(Washington) La communauté internationale se doit de parler aux talibans au risque sinon de conséquences potentiellement dangereuses si les nouveaux dirigeants d’Afghanistan sont isolés, a estimé le chef de la diplomatie pakistanaise dans un entretien avec l’AFP.

Pour Bilawal Bhutto Zardari, qui se trouvait en visite à Washington, il faut se garder en outre d’une « gouvernance parallèle » après la décision des États-Unis de geler la moitié des avoirs afghans et de les placer dans un fonds en Suisse.

« L’Histoire nous apprend que lorsqu’on se lave les mains de quelque chose et qu’on tourne le dos, on finit par provoquer des conséquences inattendues et plus de problèmes pour nous-mêmes », a-t-il affirmé mardi dans cet entretien.

« Je pense que nos inquiétudes concernant un effondrement économique, un exode de réfugiés ou encore la menace de nouvelles recrues pour des groupes comme le groupe État islamique et d’autres, l’emportent sur nos préoccupations concernant leurs institutions financières », a-t-il encore dit.

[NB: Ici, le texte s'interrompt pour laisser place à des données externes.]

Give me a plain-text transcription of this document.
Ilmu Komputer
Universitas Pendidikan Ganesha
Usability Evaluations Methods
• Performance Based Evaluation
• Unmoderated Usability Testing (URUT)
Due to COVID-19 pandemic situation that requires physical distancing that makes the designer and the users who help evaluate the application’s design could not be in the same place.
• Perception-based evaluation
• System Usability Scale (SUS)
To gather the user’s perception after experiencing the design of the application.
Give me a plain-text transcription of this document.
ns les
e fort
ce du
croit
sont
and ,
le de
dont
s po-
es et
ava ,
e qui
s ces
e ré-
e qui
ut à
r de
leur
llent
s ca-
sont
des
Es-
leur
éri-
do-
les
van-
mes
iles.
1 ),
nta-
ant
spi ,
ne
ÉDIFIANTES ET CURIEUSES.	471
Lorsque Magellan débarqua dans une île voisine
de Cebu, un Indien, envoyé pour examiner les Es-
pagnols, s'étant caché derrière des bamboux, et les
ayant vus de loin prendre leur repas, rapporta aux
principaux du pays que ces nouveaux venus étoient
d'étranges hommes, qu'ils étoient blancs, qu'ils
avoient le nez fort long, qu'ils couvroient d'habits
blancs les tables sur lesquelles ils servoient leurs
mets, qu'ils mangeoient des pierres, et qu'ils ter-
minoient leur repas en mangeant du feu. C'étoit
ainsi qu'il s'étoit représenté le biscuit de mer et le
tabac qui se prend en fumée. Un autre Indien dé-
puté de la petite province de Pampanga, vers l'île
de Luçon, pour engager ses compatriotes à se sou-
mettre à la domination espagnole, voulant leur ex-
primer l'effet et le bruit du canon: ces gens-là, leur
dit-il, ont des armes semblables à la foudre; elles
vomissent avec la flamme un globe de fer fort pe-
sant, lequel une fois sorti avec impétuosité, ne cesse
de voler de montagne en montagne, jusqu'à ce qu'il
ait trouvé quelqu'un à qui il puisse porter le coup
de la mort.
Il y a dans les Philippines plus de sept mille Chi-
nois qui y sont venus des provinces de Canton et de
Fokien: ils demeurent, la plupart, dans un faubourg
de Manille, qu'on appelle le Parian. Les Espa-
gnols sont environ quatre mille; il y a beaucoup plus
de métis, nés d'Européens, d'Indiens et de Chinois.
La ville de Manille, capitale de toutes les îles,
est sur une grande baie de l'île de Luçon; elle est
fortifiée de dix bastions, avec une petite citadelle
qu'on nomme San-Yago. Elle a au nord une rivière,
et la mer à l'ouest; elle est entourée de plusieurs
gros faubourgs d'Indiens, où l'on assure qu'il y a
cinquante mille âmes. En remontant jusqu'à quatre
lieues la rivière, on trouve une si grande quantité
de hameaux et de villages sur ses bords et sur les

Les talibans ont repris le pouvoir en août 2021 après 20 ans d’occupation du pays par les États-Unis et leurs alliés de l’OTAN. Mais le pays de 38 millions d’habitants fait face à l’une des pires crises humanitaires sur la planète, selon les Nations unies.

Le régime des talibans, qui ont largement imposé depuis leur retour au pouvoir l’interprétation ultra-rigoriste de l’islam ayant caractérisé leur premier règne entre 1996 et 2001, avec en particulier d’importantes restrictions imposées aux femmes, n’a encore été reconnu par aucun pays.

Quant aux relations avec le Pakistan, dont l’appareil militaire et du renseignement a été longtemps suspecté de les avoir soutenus, elles se sont nettement dégradées.

Contrairement à d’anciens responsables pakistanais, le ministre, dont la mère est l’ancienne première ministre Benazir Bhutto a été assassinée en 2007, n’a pas eu de mots de sympathie pour les talibans.

Mais il a estimé qu’ils avaient besoin d’un peu « d’espace politique » s’agissant notamment des droits des femmes.

Puissances rivales

À 34 ans, M. Bhutto Zardari, qui est diplômé de la prestigieuse université d’Oxford, a pris ses fonctions il y a cinq mois dans un moment de crise politique au Pakistan.

Et le pays a été récemment frappé des plus graves inondations de son histoire dévastant de grandes parties du territoire et déplaçant des millions de personnes.

Lors d’une réunion lundi, le secrétaire d’État américain Antony Blinken a indiqué que les États-Unis apporteraient un important soutien au Pakistan.

Dans un message moins bien accueilli par Islamabad, il a aussi appelé le Pakistan à demander un allègement de sa dette auprès de son proche partenaire, la Chine.

Interrogé à ce sujet, M. Bhutto Zardari a dit avoir eu « des discussions très constructives » avec la Chine tout en espérant que l’aide au Pakistan ne « devienne pas sujet de rivalités entre grandes puissances et des questions géostratégiques ».

Les gouvernements successifs à Islamabad ont rejeté les pressions américaines les appelant à s’exprimer concernant notamment la répression de la minorité musulmane des Ouïghours en Chine, que Washington qualifie de « génocide ».

« Je suis certain que les États-Unis souhaiteraient que nous réagissions un peu plus aux affaires internes de la Chine », a affirmé M. Bhutto Zardari.

« Mais il serait peut-être plus productif que nous commencions à parler de conflits reconnus comme ayant un caractère international par des institutions comme les Nations unies », a-t-il ajouté, dans une claire référence au Cachemire.

Cette région est divisée entre l’Inde et le Pakistan depuis leur indépendance de la Couronne britannique et la partition de 1947, et a été la cause de deux des trois guerres qui les ont opposés depuis.

Le ministre pakistanais a rappelé à ce propos que son pays avait dans les années 2010 tendu la main à l’Inde alors dirigée par le premier ministre Manmohan Singh.

« Nous étions prêts à prendre un risque politique […], mais seulement parce qu’en face il y avait un partenaire rationnel, raisonnable, capable potentiellement de nous donner le change », a-t-il affirmé. « Malheureusement, cet espace n’existe plus aujourd’hui. L’Inde est un pays très différent ».